To most Americans, Malcolm X and Martin Luther King Jr. represent contrasting ideals: self-defense vs. nonviolence, black power vs. civil rights, the sword vs. the shield. The struggle for black freedom is wrought with the same contrasts. While nonviolent direct action is remembered as an unassailable part of American democracy, the movement's militancy is either vilified or erased outright. In The Sword and the Shield, Peniel E. Joseph upends these misconceptions and reveals a nuanced portrait of two men who, despite markedly different backgrounds, inspired and pushed each other throughout their adult lives.
Dr. Peniel E. Joseph is the Barbara Jordan Chair in Political Values and Ethics at the LBJ School of Public Affairs and professor of history and the Founding Director of the Center for the Study of Race and Democracy at the University of Texas at Austin. A frequent national commentator on issues of race, civil rights, and democracy and a contributing opinion writer for CNN.com whose work has been featured in the New York Times, Washington Post, Boston Globe, NPR, CNN, MSNC, PBS NewsHour, and C-SPAN, Joseph is the author and editor of six books on African American history, including the award winning Waiting 'Til the Midnight Hour: A Narrative History of Black Power in America and Stokely: A Life.
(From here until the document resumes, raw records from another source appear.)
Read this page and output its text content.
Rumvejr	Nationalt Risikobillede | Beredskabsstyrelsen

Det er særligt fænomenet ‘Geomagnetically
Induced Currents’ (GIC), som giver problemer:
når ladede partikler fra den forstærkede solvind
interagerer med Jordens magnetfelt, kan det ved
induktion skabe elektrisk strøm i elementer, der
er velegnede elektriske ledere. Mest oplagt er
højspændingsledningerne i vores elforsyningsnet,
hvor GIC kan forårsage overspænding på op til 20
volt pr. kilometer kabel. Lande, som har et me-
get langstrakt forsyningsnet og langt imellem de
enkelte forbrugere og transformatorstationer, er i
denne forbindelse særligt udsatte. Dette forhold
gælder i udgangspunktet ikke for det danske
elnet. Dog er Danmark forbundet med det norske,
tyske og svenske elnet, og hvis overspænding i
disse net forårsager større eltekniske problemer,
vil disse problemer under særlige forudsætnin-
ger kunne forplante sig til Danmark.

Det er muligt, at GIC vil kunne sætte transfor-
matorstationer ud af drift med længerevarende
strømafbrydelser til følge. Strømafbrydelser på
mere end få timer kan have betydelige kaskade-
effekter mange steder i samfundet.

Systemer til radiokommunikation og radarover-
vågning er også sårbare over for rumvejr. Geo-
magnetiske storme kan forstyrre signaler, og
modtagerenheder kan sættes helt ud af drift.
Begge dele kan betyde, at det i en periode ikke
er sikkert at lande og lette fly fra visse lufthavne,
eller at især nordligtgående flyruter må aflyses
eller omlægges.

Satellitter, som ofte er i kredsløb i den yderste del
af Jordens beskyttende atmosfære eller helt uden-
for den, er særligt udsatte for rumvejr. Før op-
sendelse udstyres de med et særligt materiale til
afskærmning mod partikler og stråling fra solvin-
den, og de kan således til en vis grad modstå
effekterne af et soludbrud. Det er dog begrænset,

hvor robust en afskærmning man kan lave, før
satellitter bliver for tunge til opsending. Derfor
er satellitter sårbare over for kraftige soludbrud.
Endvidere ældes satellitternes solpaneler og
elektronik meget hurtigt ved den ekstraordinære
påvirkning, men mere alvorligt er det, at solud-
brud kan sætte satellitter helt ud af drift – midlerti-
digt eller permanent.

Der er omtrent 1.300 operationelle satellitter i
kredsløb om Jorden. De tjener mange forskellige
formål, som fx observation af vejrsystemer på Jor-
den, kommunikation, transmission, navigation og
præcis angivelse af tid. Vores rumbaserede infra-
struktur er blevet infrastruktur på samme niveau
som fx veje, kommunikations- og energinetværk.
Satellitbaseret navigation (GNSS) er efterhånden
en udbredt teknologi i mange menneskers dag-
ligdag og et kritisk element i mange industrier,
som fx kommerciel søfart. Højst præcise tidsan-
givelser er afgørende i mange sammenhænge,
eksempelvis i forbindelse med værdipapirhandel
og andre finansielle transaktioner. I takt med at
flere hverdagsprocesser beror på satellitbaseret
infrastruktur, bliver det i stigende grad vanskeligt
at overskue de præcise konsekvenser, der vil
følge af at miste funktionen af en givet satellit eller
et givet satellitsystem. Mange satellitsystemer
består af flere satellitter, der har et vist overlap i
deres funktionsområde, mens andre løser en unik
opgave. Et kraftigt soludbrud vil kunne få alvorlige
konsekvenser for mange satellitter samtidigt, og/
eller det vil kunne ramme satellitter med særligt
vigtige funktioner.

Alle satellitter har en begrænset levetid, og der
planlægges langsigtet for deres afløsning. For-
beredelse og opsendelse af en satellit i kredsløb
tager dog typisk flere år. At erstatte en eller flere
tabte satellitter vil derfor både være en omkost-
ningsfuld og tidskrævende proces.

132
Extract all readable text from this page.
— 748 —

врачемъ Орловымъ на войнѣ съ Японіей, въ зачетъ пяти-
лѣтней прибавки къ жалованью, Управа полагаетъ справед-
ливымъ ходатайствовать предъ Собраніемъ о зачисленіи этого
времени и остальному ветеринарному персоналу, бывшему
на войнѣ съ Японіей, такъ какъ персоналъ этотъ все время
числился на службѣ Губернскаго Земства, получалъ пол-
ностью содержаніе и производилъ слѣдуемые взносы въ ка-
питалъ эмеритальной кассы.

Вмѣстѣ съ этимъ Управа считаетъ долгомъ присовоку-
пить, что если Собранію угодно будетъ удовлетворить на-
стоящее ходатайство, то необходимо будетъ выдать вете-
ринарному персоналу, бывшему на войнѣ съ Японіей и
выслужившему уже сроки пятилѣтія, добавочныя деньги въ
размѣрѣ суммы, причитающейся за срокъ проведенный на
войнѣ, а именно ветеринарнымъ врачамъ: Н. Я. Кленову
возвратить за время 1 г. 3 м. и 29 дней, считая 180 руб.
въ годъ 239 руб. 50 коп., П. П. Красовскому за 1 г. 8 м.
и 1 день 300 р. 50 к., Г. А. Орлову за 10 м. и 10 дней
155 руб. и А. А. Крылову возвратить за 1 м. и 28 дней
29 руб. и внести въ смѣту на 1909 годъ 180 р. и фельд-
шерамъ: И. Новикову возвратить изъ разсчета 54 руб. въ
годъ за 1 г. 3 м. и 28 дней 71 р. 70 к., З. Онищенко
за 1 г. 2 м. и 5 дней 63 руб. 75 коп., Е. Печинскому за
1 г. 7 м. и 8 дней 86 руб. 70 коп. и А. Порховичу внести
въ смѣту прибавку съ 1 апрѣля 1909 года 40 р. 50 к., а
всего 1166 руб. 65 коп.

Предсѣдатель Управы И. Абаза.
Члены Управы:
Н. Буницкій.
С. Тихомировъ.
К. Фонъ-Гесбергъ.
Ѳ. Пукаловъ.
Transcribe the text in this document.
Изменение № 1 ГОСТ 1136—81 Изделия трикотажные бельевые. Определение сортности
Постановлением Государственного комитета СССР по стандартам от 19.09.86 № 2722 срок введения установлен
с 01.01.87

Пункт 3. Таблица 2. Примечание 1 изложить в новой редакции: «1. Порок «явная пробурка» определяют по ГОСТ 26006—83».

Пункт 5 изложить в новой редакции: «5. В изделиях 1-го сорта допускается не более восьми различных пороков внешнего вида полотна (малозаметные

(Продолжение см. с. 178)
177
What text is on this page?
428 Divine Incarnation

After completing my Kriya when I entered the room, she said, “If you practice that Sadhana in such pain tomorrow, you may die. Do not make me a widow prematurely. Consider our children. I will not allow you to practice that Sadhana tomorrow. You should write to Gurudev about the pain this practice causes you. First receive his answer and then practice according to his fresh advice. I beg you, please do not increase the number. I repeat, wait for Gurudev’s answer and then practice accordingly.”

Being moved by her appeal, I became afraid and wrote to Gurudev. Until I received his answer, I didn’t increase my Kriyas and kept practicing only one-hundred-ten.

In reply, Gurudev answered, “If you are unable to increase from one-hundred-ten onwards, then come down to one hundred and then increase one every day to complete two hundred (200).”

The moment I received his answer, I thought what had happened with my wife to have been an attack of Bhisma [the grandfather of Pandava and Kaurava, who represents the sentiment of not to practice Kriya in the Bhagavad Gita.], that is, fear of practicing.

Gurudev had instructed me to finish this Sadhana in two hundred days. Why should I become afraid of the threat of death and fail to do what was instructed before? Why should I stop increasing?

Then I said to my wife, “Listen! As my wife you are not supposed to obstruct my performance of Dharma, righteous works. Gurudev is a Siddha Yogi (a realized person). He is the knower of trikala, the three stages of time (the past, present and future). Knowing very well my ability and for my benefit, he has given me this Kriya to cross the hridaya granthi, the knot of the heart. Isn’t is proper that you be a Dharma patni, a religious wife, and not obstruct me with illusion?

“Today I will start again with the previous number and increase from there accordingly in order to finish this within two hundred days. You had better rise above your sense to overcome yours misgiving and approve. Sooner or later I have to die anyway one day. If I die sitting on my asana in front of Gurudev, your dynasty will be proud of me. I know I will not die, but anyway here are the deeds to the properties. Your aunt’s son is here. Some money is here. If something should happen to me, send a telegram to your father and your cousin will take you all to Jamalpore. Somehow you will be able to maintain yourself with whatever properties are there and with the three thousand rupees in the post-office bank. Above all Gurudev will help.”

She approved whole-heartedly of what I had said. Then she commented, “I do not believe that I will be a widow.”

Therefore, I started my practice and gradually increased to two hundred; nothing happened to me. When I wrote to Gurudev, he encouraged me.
David Levering Lewis, professor emeritus of history at NYU, is the author of King: A Biography (now in its third edition) and The Improbable Wendell Willkie: The Businessman Who Saved the Republican Party and His Country, and Conceived a New World Order (Liveright). His two-volume life of W.E.B. DuBois was awarded the Pulitzer Prize for both volumes of his biographies of W.E.B. DuBois.